NOS Audiovisuais
- Type: Subsidiary of NOS
- Founded: 1953; 73 years ago
- Headquarters: Lisbon, Portugal
- Products: Cinema and Home video
- Parent: NOS
- Website: cinemas.nos.pt

= NOS Audiovisuais =

Portuguese cinema chain

NOS Audiovisuais (formerly ZON Lusomundo) is a Portuguese integrated media corporation founded in 1953, which has major interests in movie distribution, cinema theaters and media assets.

It was founded with the purpose of movie distribution, and had a very close relation with the biggest studios (it is currently the Portuguese licensee of United International Pictures, Walt Disney Studios Home Entertainment, Warner Home Video, Miramax Films, DreamWorks SKG, Multicom Entertainment Group, Vantage Media International and Shoreline Entertainment). In the 1980s Lusomundo started acquiring newspapers, including Comércio do Porto, Diário de Notícias and Jornal de Notícias. In the early 1990s, it acquired TSF Rádio Notícias and minority stakes of TVI.

==History==
The company was founded by João Ildefonso Bordalo in 1953, based on an existing family group. In 1973, it acquired the Tivoli Theater in Lisbon, using it as the distributor's flagship. That decade saw colonel Luís Silva becoming its president.

By 1999, Lusomundo had become the largest multimedia group in Portugal. In addition to its core cinema business, it also owned newspapers, the distribution rights to Sony's PlayStation and a 50% share in the Portuguese theatrical circuit and film distribution. It already had a strategic partnership with Warner Bros. to distribute its titles and with Sonae Sierra, to install the Warner Lusomundo chain in its malls. An internationalization plan was already on the cards, with the acquisition of several movie theaters in Spain and a plan to open eleven screens in São Paulo by 2001. It already owned three screens and a multiplex in Maputo.

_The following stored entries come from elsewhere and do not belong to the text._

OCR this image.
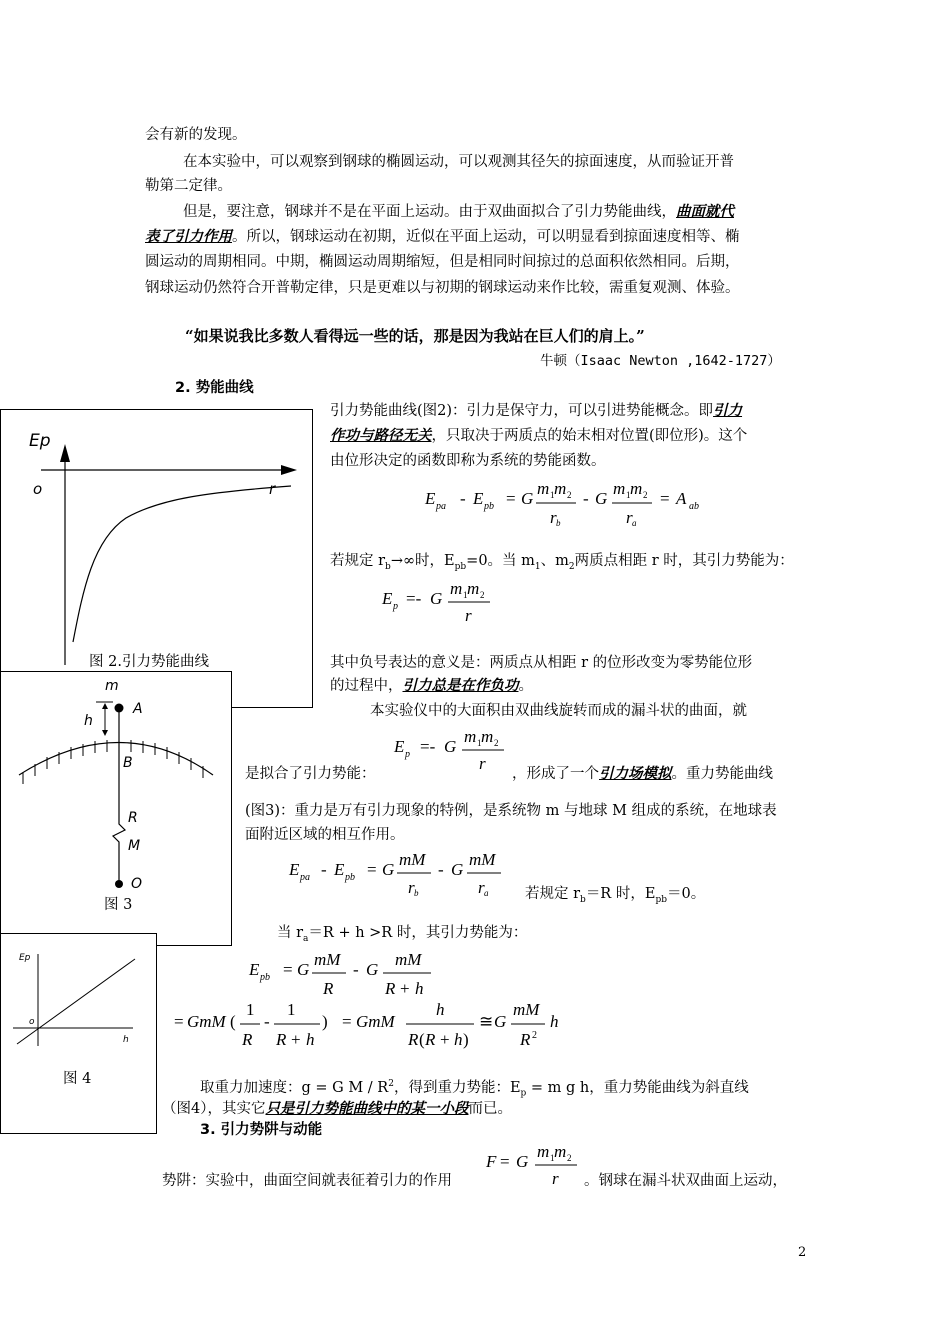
会有新的发现。
在本实验中，可以观察到钢球的椭圆运动，可以观测其径矢的掠面速度，从而验证开普
勒第二定律。
但是，要注意，钢球并不是在平面上运动。由于双曲面拟合了引力势能曲线，曲面就代
表了引力作用。所以，钢球运动在初期，近似在平面上运动，可以明显看到掠面速度相等、椭
圆运动的周期相同。中期，椭圆运动周期缩短，但是相同时间掠过的总面积依然相同。后期，
钢球运动仍然符合开普勒定律，只是更难以与初期的钢球运动来作比较，需重复观测、体验。
“如果说我比多数人看得远一些的话，那是因为我站在巨人们的肩上。”
牛顿（Isaac Newton ,1642-1727）
2. 势能曲线
Ep
o	r
图 2.引力势能曲线
m
h
A
B
R
M
O
图 3
Ep
o
h
图 4
引力势能曲线(图2)：引力是保守力，可以引进势能概念。即引力
作功与路径无关，只取决于两质点的始末相对位置(即位形)。这个
由位形决定的函数即称为系统的势能函数。
E pa - E pb = G
m 1 m 2
r b
- G
m 1 m 2
r a
= A ab
若规定 $r_b\to\infty$时，$E_{pb}=0$。当 $m_1$、$m_2$两质点相距 r 时，其引力势能为：
E p =- G
m 1 m 2
r
其中负号表达的意义是：两质点从相距 r 的位形改变为零势能位形
的过程中，引力总是在作负功。
本实验仪中的大面积由双曲线旋转而成的漏斗状的曲面，就
E p =- G
m 1 m 2
r
是拟合了引力势能：	，形成了一个引力场模拟。重力势能曲线
(图3)：重力是万有引力现象的特例，是系统物 m 与地球 M 组成的系统，在地球表
面附近区域的相互作用。
E pa - E pb = G
mM
r b
- G
mM
r a	若规定 $r_b=R$ 时，$E_{pb}=0$。
当 $r_a=R + h >R$ 时，其引力势能为：
E pb = G
mM
R
- G
mM
R + h
= GmM (
1
R
-
1
R + h
) = GmM
h
R ( R + h )
≅ G
mM
R 2
h
取重力加速度：g = G M / $R^2$，得到重力势能：$E_p = m$ g h，重力势能曲线为斜直线
（图4），其实它只是引力势能曲线中的某一小段而已。
3. 引力势阱与动能
F = G
m 1 m 2
r
势阱：实验中，曲面空间就表征着引力的作用	。钢球在漏斗状双曲面上运动，
2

In 2000, PT Multimédia made a successful takeover of Lusomundo. Since then, Lusomundo was split into two companies with different owners:

- Lusomundo Audiovisuais, which controls the cinema and movie distribution assets
- Lusomundo Media (now owned by Global Media Group), which controls other media assets

The Lusomundo brand was used on two (later four) premium subscription television movie channels from 1 June 2003, after SIC and Globo opted to leave the premium movie channel business, making Lusomundo its sole owner. Since 1 November 2007, these channels are named TVCine.

In 2007, PT Multimedia separated from PT Comunicações and became ZON Multimédia and this corporation was renamed ZON Lusomundo, in May 2014 it was renamed NOS, officially retiring the 61-year-old Lusomundo name.